ルミアはまるで先ほどの出来事を禍根に思って無いようだった。

 

積極的にグレンとアルトに話しかけ、その場の雰囲気を保っていた。

 

「あのさ」

 

すると、さっきまでの料理をすべて食べ終え、タルトを食べていたアルトが、システィに声をかけていた。

 

アルトから話しかけるとは思っていなかったらしく、システィも、そしてグレンも驚いていた。

 

「な、なにかしら?」

 

「そんな量で足りるの?」

 

アルトの目線の先には、レッドブルーベリージャムを塗ったスコーンが二つと紅茶のみだった。

 

それに対しルミアは、ポリッジと呼ばれる麦粥と鳩のシチュー、サラダとしっかりと食べていた。

 

「お前、好き嫌いとか激しいタイプの人間か?」

 

グレンは、システィの方を見ながら、パンを齧る。

 

「そっか。
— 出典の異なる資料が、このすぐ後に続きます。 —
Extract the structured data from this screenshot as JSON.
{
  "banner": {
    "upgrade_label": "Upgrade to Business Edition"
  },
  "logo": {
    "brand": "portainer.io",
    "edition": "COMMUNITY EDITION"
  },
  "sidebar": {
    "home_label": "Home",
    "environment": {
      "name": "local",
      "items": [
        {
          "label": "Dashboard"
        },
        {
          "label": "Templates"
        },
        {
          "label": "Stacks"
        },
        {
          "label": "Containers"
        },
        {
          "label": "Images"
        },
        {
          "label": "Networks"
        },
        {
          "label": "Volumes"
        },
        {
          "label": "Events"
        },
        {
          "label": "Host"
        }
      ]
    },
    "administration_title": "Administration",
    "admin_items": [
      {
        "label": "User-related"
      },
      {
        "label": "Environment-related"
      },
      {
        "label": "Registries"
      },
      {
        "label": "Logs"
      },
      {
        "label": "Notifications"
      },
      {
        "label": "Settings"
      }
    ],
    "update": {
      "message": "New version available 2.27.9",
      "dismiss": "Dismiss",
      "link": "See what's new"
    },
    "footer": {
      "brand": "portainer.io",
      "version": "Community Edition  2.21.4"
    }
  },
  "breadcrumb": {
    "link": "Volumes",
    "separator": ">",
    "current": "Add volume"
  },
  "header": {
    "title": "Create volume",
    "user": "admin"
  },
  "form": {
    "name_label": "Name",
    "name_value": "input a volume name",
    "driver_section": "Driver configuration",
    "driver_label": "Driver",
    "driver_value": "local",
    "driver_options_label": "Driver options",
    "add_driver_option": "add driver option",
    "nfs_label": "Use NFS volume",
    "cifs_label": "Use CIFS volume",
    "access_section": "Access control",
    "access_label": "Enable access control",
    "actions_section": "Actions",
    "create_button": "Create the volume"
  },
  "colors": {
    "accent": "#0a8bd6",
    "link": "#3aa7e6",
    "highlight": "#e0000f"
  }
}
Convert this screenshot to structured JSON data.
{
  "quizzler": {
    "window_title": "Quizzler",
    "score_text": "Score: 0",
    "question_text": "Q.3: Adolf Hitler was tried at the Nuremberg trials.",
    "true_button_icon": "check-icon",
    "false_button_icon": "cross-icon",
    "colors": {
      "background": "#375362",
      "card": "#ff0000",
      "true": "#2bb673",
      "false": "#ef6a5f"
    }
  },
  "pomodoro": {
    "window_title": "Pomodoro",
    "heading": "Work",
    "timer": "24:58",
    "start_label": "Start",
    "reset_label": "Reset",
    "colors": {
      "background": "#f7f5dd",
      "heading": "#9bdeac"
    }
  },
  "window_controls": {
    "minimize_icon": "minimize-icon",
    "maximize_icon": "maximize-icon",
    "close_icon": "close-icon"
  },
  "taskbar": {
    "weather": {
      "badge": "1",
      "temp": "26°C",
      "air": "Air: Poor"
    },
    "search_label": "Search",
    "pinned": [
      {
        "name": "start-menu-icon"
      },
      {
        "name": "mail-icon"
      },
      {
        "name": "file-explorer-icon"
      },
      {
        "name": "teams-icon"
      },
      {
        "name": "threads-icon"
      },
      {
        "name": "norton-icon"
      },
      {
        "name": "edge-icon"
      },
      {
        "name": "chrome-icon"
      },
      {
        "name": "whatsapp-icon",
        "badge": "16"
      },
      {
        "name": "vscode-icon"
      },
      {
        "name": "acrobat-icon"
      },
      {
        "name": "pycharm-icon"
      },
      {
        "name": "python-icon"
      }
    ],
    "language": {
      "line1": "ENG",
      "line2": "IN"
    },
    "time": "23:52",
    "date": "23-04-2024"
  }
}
だから、小さいんだ」

 

そこで、アルトは特大の爆弾を落とした。

 

システィの胸を見ながら。

 

「な、なんですって!?」

 

「ばっ!?アルト!お前、何言ってんだ!?」

 

気にしていることを言われ、システィは顔を真っ赤にして怒り、グレンは慌てながらアルトの口を押える。

 

「お、落ち着いてくれ!アルトは本当にそう言った常識に疎いんだ!わざとじゃなくて、純粋に思ったからこそ、言ったんだ!だから、許してやってくれ!ほら、アルト!お前もごめんなさいしろ!」

 

アルトの頭をつかみ、テーブルにぶつけるんじゃないかっていうぐらいに上下に動かす必死なグレンと、上下に動かされながらも、タルトを食べる口を休めないアルトに、システィは怒りを収め、紅茶を一口飲む。

 

「別に好き嫌いがあるわけじゃありません。私は午後の授業が眠くなるから、お昼はそんなにたべないだけです。まぁ、この後の先生の授業だったら、もう少し食べても支障はなさそうですが」

 

「………回りくどいな。言いたいことがあるならはっきり言ったらどうなんだ?」

 

システィの挑発的な言葉に、グレンは訪ねると、システィは立ち上がる。

 

「わかりました。この際、はっきり言わせてもらいます。私は「ほらよ!」はむっ!?」

 

グレンはシスティが口を開けた瞬間、口の中にスプーンを突っ込み、キルア豆を食べさせる。

 

「お前も食いたかったんだろ?このいやしんぼめ」

 

「ち、違います!私が言いたいのはそう言うことじゃなくて「代わりにそっちのも少し寄越せ」

 

またしてもシスティの言葉を無視し、グレンはシスティのスコーンを、システィの了承なしに食べる。

 

「あああああああああ!!?何勝手にとってるのよ!いい加減にしてください!貴方、それでも講師なんですか!?」

 

「ああ、非常勤だけどな」

 

グレンはニヤリと笑って、そう言う。

 

 

 

 

 

 

 

 

 

 

 

 

 

 

 

 

 

 

 

一方そのころ、アルトはと言うと、食べ終えた皿を見つめ、そして、腹から切ない音を鳴らしていた。

 

「アルト君、まだお腹すいてるの?」

 

「うん。でも、セリカから無駄使いするなって言われてるから」

 

「これ、よかったら食べる?」

 

ルミアは自身のシチューの残りをアルトに差し出す。

 

「いいの?」

 

「うん。今日はもうお腹一杯だし、どうぞ」

 

「ありがとう」

 

ルミアからシチューを受け取り、表情には出さないものの美味しそうに食べていた。